Happiness Is

10-16-2009 Friday

Today I go home without seeing the bitch and I thought to myself, 'this is how things are supposed to be. This is satisfaction. This is peacefulness. This is happiness to me.'

The useless bitch went to the doctor again and my gramma was left at home. Alex drove me home so we had lunch together, another delicious meal prepared by the best granny anyone could ever ask for. After eating, we watched TV and I am glad, really glad, that I have experienced this again. Going home to my gramma, just my gramma alone. No stinking bitch lying on the floor, sleeping at 12 in the afternoon after probably just waking up a couple of minutes earlier.

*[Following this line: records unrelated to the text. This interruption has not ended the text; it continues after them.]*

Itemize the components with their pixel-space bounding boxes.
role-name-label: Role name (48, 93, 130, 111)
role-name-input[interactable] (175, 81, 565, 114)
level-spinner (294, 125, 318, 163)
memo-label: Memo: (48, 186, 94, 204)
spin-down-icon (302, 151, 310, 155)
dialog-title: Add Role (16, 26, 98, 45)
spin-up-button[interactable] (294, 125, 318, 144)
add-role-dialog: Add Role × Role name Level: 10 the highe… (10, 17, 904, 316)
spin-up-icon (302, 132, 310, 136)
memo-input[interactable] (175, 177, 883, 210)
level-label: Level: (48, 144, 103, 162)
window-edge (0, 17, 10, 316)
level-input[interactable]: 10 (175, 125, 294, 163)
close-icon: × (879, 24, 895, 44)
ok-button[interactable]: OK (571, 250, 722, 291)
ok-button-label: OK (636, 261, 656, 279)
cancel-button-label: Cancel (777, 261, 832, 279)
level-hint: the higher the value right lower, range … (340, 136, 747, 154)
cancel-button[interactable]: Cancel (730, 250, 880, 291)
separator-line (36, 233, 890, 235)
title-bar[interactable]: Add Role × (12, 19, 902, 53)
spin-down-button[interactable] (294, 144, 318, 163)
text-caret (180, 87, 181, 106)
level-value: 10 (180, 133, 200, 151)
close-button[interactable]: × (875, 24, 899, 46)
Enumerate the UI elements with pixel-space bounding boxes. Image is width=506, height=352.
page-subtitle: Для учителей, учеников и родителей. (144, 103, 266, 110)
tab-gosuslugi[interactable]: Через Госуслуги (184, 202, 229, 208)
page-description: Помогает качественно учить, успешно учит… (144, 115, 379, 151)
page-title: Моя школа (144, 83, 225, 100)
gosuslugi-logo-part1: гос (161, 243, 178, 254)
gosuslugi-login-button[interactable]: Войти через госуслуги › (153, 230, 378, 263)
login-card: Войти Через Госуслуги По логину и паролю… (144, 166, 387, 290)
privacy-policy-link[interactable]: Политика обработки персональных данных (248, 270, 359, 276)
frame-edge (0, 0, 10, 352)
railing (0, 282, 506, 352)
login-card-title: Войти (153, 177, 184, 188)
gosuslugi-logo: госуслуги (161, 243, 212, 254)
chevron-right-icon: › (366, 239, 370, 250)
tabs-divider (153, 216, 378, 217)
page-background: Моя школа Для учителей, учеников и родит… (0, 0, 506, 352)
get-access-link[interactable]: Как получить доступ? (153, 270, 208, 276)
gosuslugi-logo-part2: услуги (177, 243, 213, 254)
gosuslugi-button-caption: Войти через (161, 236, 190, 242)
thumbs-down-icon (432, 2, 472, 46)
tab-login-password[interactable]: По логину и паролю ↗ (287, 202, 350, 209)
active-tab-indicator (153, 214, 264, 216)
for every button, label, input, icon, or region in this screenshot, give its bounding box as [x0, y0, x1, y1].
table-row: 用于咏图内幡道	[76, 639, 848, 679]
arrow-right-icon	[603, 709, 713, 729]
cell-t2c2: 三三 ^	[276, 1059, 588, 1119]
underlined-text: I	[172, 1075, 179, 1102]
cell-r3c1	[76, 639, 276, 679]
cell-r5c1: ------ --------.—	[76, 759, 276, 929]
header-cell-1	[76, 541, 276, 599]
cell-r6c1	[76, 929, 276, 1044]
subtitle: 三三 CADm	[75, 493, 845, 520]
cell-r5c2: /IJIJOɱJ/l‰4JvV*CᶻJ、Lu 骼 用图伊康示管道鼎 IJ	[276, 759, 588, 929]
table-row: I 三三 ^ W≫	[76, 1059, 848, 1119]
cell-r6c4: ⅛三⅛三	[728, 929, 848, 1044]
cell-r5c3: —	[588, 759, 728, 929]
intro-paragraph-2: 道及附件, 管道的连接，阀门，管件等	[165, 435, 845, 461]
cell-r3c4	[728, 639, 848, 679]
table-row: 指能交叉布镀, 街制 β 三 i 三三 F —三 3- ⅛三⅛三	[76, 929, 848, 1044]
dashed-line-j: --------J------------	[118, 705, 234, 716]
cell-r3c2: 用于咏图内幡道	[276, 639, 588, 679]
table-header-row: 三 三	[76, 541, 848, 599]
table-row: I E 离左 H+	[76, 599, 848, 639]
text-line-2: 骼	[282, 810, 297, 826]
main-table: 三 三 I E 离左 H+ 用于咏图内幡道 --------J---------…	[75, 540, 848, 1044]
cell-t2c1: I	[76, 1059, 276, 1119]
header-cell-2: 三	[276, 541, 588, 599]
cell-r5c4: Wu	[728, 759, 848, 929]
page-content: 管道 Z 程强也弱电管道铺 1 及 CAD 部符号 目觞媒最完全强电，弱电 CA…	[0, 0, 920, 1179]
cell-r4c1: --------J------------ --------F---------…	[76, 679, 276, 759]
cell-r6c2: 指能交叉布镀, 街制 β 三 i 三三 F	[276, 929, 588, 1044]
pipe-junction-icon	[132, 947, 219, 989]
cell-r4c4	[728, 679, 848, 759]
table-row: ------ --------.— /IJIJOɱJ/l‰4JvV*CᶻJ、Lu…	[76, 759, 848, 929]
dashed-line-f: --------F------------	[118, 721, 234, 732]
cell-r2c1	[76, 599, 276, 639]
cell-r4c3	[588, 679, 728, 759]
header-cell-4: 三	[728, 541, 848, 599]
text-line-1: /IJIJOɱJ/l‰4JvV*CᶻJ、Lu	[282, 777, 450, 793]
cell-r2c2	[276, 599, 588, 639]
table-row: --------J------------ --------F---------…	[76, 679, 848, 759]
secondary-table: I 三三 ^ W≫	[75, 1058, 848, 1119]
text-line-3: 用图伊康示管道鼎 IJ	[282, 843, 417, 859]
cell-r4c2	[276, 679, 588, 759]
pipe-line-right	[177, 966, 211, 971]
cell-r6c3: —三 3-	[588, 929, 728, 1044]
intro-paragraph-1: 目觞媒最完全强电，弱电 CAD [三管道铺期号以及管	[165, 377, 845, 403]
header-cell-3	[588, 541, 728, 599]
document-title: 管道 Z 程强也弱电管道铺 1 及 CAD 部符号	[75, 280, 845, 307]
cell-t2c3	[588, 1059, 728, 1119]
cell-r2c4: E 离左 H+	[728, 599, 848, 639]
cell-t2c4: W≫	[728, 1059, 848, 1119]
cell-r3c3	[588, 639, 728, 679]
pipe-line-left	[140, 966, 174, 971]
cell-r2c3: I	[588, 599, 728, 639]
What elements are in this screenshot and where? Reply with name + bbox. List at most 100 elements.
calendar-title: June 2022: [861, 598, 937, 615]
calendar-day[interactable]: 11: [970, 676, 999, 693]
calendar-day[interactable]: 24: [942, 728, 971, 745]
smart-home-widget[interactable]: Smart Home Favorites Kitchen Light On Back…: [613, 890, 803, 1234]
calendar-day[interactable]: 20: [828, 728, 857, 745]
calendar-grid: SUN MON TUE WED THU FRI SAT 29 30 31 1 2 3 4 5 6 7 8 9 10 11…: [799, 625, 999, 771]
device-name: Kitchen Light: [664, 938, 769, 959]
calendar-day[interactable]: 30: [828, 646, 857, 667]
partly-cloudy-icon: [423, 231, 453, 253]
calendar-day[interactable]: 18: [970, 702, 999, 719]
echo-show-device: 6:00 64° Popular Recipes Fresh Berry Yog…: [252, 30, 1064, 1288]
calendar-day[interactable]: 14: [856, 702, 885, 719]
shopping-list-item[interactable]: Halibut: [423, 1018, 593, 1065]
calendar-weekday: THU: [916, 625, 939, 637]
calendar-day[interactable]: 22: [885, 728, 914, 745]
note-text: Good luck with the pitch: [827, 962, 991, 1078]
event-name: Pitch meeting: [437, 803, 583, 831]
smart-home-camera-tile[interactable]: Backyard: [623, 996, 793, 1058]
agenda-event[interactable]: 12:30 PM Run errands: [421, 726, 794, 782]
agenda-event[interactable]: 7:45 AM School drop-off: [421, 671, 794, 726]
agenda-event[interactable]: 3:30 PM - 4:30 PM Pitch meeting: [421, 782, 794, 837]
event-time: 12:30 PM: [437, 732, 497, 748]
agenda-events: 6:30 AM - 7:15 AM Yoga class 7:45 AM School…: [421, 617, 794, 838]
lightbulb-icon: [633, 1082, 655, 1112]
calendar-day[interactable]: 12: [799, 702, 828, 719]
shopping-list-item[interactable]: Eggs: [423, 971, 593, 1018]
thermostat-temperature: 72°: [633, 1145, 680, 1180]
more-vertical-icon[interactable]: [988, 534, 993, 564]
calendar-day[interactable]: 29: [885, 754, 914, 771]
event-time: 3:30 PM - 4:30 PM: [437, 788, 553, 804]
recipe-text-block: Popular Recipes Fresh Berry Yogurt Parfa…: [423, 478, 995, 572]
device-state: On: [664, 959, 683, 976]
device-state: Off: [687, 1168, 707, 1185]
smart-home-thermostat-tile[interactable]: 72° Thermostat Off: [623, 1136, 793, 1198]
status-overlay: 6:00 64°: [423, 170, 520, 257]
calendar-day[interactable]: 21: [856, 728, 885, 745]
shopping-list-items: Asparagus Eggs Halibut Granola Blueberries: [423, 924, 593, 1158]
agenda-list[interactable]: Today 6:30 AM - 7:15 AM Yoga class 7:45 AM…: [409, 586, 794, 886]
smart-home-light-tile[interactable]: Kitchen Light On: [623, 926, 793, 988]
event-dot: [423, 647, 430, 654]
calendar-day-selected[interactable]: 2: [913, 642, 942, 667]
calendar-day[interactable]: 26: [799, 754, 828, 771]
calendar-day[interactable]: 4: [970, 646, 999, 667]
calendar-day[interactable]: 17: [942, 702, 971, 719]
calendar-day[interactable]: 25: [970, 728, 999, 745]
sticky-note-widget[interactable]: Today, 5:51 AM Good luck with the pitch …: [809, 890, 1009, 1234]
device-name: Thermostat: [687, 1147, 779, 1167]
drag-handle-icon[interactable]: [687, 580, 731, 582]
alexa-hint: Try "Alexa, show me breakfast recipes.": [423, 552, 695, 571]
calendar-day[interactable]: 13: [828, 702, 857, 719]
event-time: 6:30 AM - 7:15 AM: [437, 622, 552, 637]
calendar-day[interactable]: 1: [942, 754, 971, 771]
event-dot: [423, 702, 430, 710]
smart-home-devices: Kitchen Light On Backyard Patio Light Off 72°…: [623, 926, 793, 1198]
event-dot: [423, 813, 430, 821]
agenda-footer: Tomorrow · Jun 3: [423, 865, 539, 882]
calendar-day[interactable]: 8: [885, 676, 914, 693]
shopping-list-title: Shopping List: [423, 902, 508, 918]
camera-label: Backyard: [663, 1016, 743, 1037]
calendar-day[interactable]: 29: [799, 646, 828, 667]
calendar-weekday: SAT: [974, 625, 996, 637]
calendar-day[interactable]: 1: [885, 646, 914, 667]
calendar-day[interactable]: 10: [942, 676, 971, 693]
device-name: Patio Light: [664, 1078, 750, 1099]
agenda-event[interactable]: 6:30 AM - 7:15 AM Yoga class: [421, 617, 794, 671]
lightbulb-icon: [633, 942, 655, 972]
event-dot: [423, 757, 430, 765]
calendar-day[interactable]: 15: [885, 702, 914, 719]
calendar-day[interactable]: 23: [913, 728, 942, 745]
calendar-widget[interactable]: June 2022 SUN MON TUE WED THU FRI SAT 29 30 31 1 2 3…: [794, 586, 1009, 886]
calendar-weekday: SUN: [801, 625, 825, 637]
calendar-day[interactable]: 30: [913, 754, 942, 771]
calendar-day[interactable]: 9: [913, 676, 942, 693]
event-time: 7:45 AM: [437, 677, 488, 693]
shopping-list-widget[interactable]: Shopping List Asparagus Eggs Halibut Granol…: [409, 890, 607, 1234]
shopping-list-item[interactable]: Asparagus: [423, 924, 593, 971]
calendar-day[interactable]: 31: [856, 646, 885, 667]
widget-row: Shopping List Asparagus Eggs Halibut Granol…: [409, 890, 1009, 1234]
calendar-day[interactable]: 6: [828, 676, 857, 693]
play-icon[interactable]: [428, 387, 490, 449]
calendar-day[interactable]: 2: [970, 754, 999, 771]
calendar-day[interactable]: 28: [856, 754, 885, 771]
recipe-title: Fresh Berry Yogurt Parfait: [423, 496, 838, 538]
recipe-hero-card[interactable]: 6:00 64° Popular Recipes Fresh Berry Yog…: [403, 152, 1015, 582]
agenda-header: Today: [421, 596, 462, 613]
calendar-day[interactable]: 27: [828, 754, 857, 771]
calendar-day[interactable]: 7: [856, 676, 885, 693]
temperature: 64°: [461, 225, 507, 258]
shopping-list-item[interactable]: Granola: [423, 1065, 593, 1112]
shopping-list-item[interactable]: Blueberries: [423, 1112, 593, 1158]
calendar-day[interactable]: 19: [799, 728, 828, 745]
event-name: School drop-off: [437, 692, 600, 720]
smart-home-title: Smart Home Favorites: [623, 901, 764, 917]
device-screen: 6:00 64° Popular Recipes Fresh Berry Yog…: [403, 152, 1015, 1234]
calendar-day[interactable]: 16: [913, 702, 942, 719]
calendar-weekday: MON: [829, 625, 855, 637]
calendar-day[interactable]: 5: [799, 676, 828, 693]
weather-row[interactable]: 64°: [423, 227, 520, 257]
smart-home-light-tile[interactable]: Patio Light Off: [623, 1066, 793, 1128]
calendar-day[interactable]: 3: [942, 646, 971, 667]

No lazy bitch a few inches away from the TV, manipulating the goodamn remote control. No stupid, jobless bitch. What a peaceful sight.

It has been awhile since I went home without seeing her and I suddenly missed those times when she's not at the house.I suddenly realize one thing today: Happiness is being without a mother was never been. Happiness is her being gone. Happiness means going home and not seeing her. Happiness is...

Well, forget it..a couple of minutes later, while we watch TV, the bitch arrived and my happiness is gone. Hell, how the fuck can she go home safe? She arrives and was blabbing about stuff I don't really give a fuck about. I rolled my eyes at Alex, who shrugged, kissed me goodbye and left. I have nothing else to do so I went to bed. I'd rather deal with a nightmare while I sleep, than be awake and see her. Hell, nooo.